Out of the eight independent directors on the board of the electricity utility, Kenya Power, five are women. They have been sitting on the board of the financially troubled firm for just over eight months.
Thus, in terms of expanding gender representation on boards of listed companies, Kenya Power has done fairly well.
KCB Kenya, with a total of five women out of 11, also ranks well in terms of gender representation on this key policy-making body within companies.
In the case of Kenya Power, even the chair of the board is occupied by a woman: the long-serving CEO of the East Africa Development Bank and one-time director of the Central Bank of Kenya(CBK), Vivenne Yeda.
The rest of the women on that board are Elizabeth Rogo, Caroline Kittony–Waiyaki, Beatrice Gathirwa, and Imelda Bore.
As I look at these trends in gender composition of boards, the results of a study on the phenomenon known as the ‘glass cliff’ published in an article I recently read in the Harvard Business Review quickly came to my mind.
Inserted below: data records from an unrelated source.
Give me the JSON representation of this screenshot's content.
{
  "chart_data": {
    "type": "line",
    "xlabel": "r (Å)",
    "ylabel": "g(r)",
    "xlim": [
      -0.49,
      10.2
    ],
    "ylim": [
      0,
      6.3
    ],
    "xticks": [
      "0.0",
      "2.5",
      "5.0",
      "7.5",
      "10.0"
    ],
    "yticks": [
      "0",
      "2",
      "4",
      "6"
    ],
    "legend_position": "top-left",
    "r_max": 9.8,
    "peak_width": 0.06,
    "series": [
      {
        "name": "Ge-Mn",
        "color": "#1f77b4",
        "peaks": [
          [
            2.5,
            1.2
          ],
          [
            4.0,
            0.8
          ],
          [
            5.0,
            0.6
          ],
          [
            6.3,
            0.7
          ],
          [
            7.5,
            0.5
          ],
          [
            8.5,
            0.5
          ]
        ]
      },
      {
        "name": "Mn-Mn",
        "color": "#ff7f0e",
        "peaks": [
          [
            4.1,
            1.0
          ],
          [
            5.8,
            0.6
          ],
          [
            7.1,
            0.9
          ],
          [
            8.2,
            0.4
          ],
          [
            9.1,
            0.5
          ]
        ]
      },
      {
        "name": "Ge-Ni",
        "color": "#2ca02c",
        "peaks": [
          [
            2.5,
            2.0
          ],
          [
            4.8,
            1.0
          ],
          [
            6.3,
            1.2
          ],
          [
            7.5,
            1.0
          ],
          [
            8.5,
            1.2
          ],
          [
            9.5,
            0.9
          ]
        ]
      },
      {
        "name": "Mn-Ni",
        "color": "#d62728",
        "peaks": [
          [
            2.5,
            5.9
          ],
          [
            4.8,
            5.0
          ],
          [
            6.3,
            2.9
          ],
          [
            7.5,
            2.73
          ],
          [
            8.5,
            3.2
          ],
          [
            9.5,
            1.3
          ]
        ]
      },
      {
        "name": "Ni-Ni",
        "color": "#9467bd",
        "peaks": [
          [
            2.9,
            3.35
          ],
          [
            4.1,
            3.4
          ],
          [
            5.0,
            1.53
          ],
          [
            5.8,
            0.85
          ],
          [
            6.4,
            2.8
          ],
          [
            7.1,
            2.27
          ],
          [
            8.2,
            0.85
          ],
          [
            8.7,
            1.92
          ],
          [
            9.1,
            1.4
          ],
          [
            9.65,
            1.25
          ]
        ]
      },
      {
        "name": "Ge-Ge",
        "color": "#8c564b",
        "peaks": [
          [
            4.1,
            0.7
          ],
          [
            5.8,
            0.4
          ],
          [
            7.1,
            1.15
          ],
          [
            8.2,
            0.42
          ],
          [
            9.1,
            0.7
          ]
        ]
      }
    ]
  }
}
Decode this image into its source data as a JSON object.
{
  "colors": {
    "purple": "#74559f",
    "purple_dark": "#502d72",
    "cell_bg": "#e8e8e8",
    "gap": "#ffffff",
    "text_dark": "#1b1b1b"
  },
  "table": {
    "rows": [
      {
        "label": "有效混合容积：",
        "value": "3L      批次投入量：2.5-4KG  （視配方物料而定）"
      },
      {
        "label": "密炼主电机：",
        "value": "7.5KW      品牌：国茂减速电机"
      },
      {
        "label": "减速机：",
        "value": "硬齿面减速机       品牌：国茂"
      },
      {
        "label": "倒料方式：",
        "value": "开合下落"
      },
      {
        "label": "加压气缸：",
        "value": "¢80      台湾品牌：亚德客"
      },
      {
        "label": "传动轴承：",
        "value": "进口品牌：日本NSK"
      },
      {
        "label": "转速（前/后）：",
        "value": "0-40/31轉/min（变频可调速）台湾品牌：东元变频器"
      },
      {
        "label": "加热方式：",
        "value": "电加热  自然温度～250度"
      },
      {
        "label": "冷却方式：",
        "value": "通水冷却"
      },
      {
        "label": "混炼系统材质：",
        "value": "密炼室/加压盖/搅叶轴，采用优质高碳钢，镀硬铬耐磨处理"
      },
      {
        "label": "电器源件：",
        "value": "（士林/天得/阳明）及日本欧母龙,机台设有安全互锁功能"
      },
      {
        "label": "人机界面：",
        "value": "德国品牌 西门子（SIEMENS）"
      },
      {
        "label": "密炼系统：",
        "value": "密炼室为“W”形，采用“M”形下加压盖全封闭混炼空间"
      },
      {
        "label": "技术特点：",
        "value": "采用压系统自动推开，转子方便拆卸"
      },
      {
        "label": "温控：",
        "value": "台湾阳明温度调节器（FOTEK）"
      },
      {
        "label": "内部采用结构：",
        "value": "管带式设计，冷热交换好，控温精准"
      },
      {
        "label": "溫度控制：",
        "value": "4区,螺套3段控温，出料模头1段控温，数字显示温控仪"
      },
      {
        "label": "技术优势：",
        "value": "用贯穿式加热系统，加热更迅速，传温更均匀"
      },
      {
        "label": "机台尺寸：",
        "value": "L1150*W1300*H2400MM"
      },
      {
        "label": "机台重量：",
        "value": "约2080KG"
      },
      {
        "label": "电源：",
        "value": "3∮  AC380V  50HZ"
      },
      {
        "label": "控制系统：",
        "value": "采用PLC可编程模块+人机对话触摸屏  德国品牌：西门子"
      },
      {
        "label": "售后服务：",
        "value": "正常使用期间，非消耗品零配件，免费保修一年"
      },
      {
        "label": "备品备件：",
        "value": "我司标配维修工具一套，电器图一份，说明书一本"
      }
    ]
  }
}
According to that study, women offer better leadership during a crisis. Conducted by researchers from a leading leadership development consultancy, the study found that given a chance to prove themselves in a serious position — when they are handling something which is broken and where the chances of failures are high — women tend to excel.
The study also found that women leaders in the corporate world tend to be leaders who are able to pivot and learn new skills, who will emphasise employee development even when times are bad — and will display sensitivity and understanding to stress, anxiety and frustration which workers go through during crises.
Which brings me back to the financial straits in which Kenya Power finds itself and the challenges facing the board and management. The company made a massive loss of Sh 7.1 billion last year. Finance costs have ballooned, working capital is in the negative and debt to equity ratios have trended towards the unsustainable. Can Ms Yeda and her women- dominant team perform better at managing the crisis at Kenya Power?
It remains to be seen. But from the observations she made while addressing her first annual general meeting as chairman of the company, the impression I get was that Ms Yeda is not the type of corporate leader who will be content with playing the role of a namby-pamby figurehead only interested in the trappings of high office. Her diagnosis of the the problems that bedevil Kenya Power was delivered with rare intellectual honesty. Her assignment, she stressed, was to “oversee an overhaul” of the company’s financial and operational performance.
Previous regimes at the company, she argued, had turned the once profitable company into what she described as ‘a veritable procurement machine’.
“We have taken a long hard pitiless look at what ails this company,” she added.
On electricity tariffs, she noted: “Kenyans have enough burdens on them today, we have no intention of adding to these new burdens.”
She pointed out that the company’s cash position had improved dramatically this year despite the fact that the tariff had not been increased.
As I sat there listening to her delivering the chairman’s statement, I found myself reflecting on the story of Noah of the Old Testament: the greatest corporate leader and turnaround artist and the man who managed to keep a company afloat at a time when the whole world was under liquidation.
For the causes of Kenya Power’s financial problems are myriad and deep. They include huge technical and commercial losses, tariff cross subsidies, non-payment of electricity bills by State departments, an unsustainable build-up in capacity charges on contracted power and expensive thermal power purchase agreements.
The recent decision to renegotiate power purchasing agreements with merchant power agreements is only the easy part. More difficult challenges remain ahead.